On Thurs., June 25, 2020, WKKF convened a much-needed, virtual space for reflecting on the past, grieving over lives lost and sharing ways to pursue racial healing and transformative action. Joined by host Baratunde Thurston and a powerful group of activists and advocates, Healing in Action sought to acknowledge the pain and grief following the deaths of George Floyd and Breonna Taylor and to inspire positive action to commit to racial healing, racial equity and ending racism together.

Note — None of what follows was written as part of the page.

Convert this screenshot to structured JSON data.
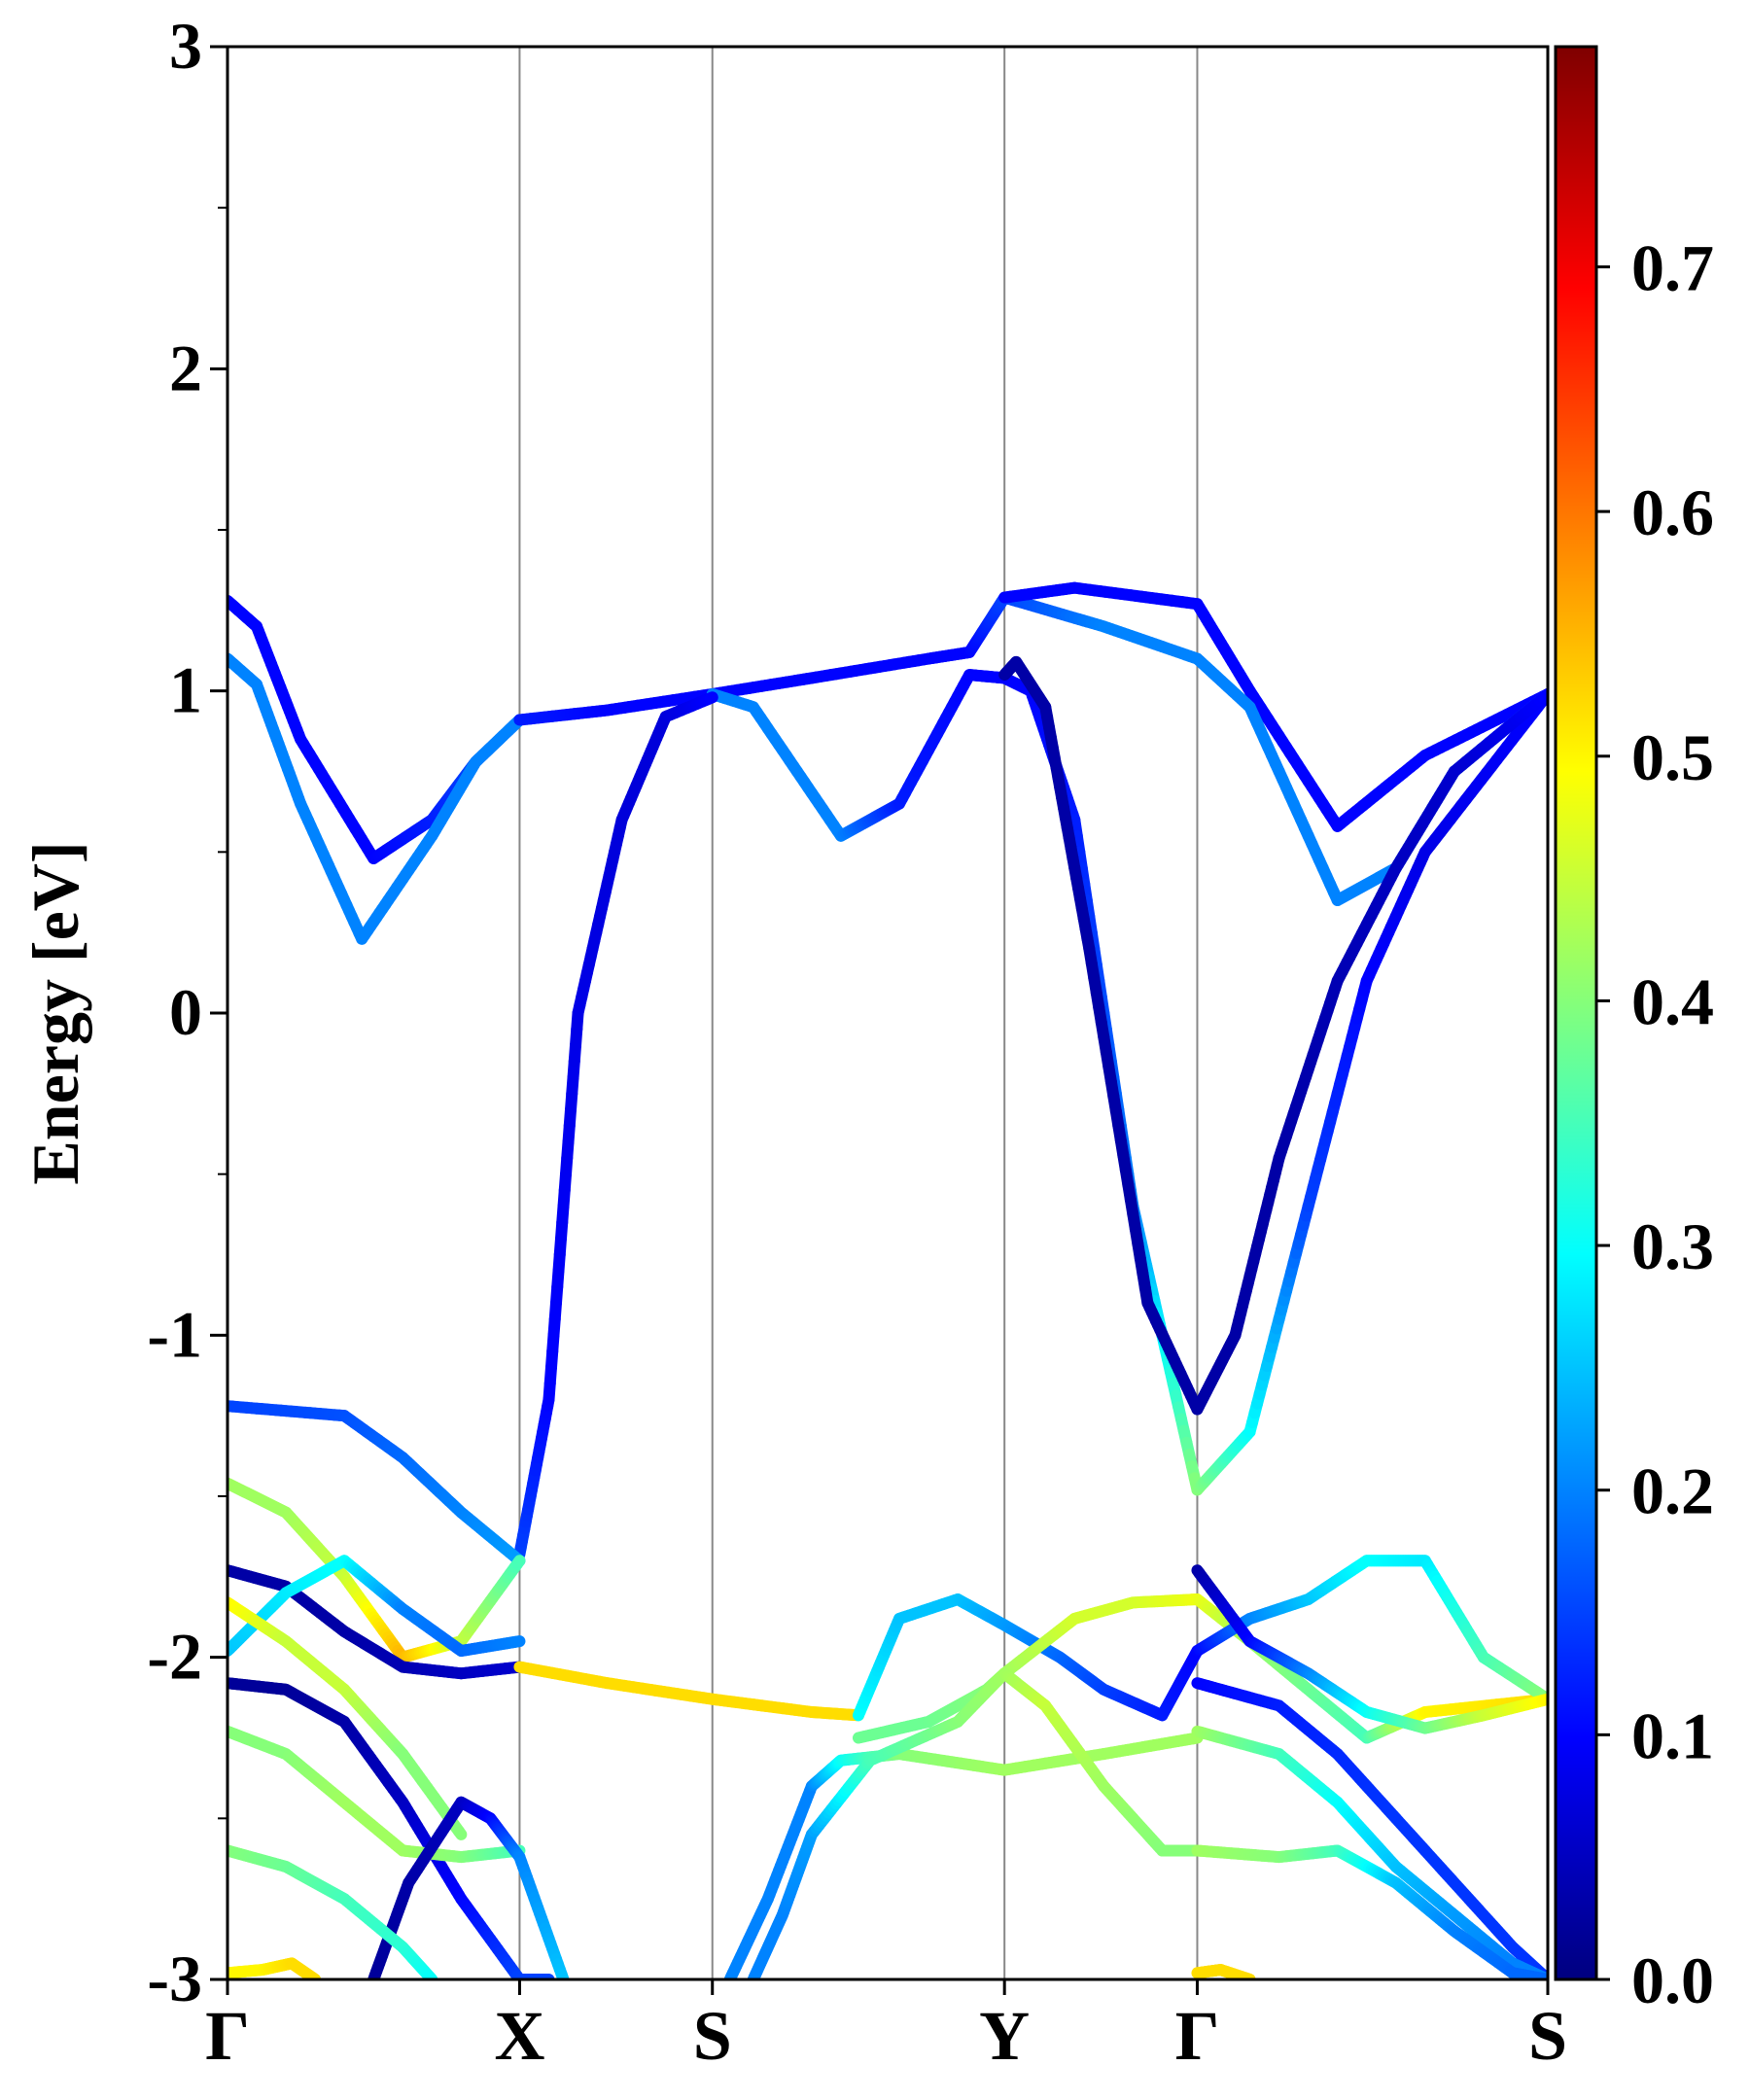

Available on YouTube, the event featured WKKF President and CEO La June Montgomery Tabron and Board Chair Dr. Celeste A. Clark offering their thoughts on how people around the nation can come together to “grieve, heal and end racism together.”
“As painful as this time can feel for us as individuals, facing the painful truths is bringing us together, and that is what inspires me,” said Tabron. We have the chance to leverage this energy toward change—to take the righteous fury and determination we see in every call for leadership and channel it into positive action.”
Clark highlighted that “Racial healing is at the heart of racial equity.” She shared how in 2007, the foundation first identified racial equity as a critical component of its work on behalf of children. She added that since then, WKKF staff and partners have been very intentional about identifying and addressing the effects of racism in both internal practices and external focus areas. The leadership of the board in this effort “set the tone from the top and was crucial in moving from talk to measurable action,” she said.
More than a dozen speakers and performers contributed videos to the event, including Bryan Stevenson, Dr. David R. Williams, Diane Wolk-Rogers, Henry Kravis, Isabel Delgado, Jerry Tello, John Legend, Keedron Bryant, Linda Sarsour, Mitch Landrieu, Kathy Ko Chin, Michelle Alexander, Rev. Alvin Herring and Sunni Patterson.
Insights from several speakers include:
- Diane Wolk-Rogers, a history teacher in Parkland, Fla., said that not unlike the aftermath of the 2018 shooting attack at her school, Marjorie Stoneman Douglas High School, COVID-19 has presented a “teachable moment” for educators to create more empathetic and inclusive spaces for students through curricula that better reflect their needs and values as they learn resilience in the face of contemporary issues such as racism.
- Bryan Stevenson, executive director of the Equal Justice Initiative, said that racial healing is only possible when leaders acknowledge that racism is not a bug, but a feature of U.S. institutions from their inception. Slavery, considered one of the country’s original sins, has evolved into today’s prison industrial complex, he said, and the mass incarceration that disproportionately affects people of color.
- Dr. David R. Williams noted that the persisting wealth and education gaps between white people and people of color contribute to the health inequities that are making poor black and brown people more susceptible to contracting and dying from COVID-19.